Contudo, o professor Jan-Douwe destaca os efeitos secundários do sistema imperante. “O Peru, por exemplo, se converteu no maior exportador de aspargo. Mas é um país muito desértico e os agricultores locais perdem o valioso recurso hídrico. Além disso, a situação não é estável. Agora a produção se desloca para a China”, disse. Anoesjka discorda dessa opinião. “Não somos tão poderosos como as pessoas pensam. Não fixamos os preços nem outros padrões, estamos tão sujeitos ao mercado e às normas governamentais como qualquer outro. Nos convém manter uma relação estável com os produtores e entrarmos em acordo sobre os preços. Se a China passa a ser mais barata, não nos mudamos em seguida. Não é assim que funciona”, disse.
“No entanto, os supermercados se converteram nos atores mais poderosos do império dos alimentos”, afirmou Myriam Vander Stichele, do Centro de Pesquisas sobre Corporações Multinacionais, com sede em Amsterdã. “Passaram a ter um papel muito forte como guardiões de consumidores e da indústria de alimentos processados. Até as multinacionais da banana tiveram que aceitar preços baixos e contratos de curto prazo”, disse.
“Além disso, muitos supermercados agora também produzem, o que os deixa mais poderosos”, ressaltou Myriam. Seu poder não é apenas econômico, mas também político. “Exercem enorme pressão contra os rígidos órgãos fiscalizadores. Realmente, há uma falta de regulamentação nos contratos entre supermercados e outras companhias”, acrescentou. O poder dos impérios alimentícios é preocupante, alertou o professor Jan-Douwe, porque só lhes interessa o fluxo de dinheiro. “Têm de pagar suas dívidas, contraídas para adquirir outras empresas e monopolizar grandes segmentos da cadeia de fornecimento mundial. Expansão é a palavra-chave”, disse.

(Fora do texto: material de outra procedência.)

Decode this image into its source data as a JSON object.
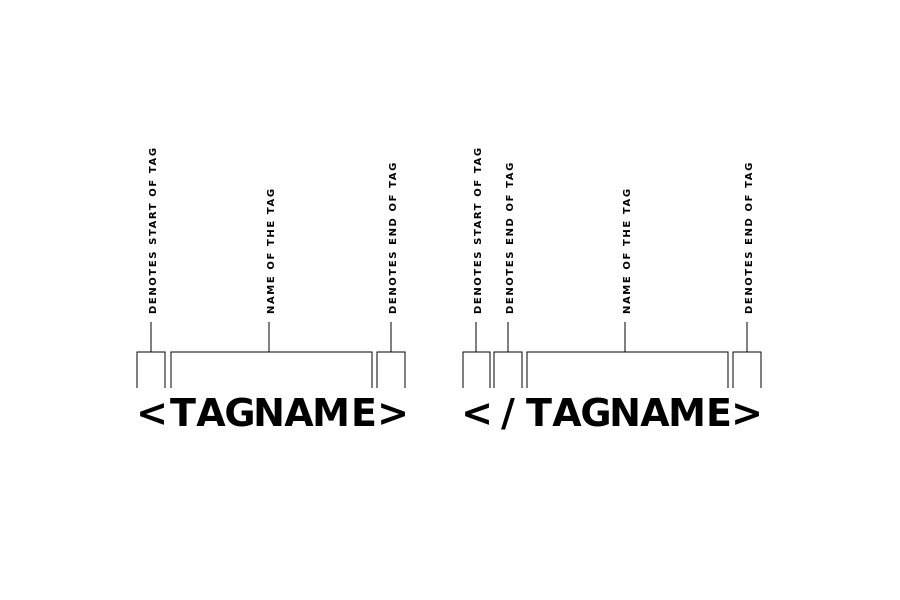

“A dívida fez algumas empresas quase sucumbirem sob o próprio peso, como ocorreu com a Parmalat”, explicou. O império italiano ficou com uma dívida de US$ 19,5 bilhões. O regime imperial, ou corporativo, do setor de alimentos também prejudica os agricultores. Os impérios dos alimentos preferem a agricultura industrial em grande escala por seus resultados previsíveis e padronizados. As fazendas industriais costumam ser menos produtivas e menos eficientes do que as pequenas que substituem, e também são extremamente vulneráveis às variações econômicas.
“As corporações dependem muito da estabilidade, da disponibilidade de crédito e do crescimento contínuo”, disse Jan-Douwe. “Quando isso desaparece, quebram”, acrescentou. Governos e pesquisadores se apressam em cobrar inovação tecnológica para melhorar a produção, em especial nas nações em desenvolvimento. “Suas soluções simplistas são quase autistas. Não se dão conta de que os sistemas com tecnologia de ponta são a razão de a competição prejudicar os produtores”, lamentou. “Felizmente, cada vez mais agricultores reconhecem que sua atividade é algo além do que produzir mercadoria. Pensam assim a partir de um enfoque integrado e multifuncional e se tornam menos dependentes de recursos artificiais”, acrescentou.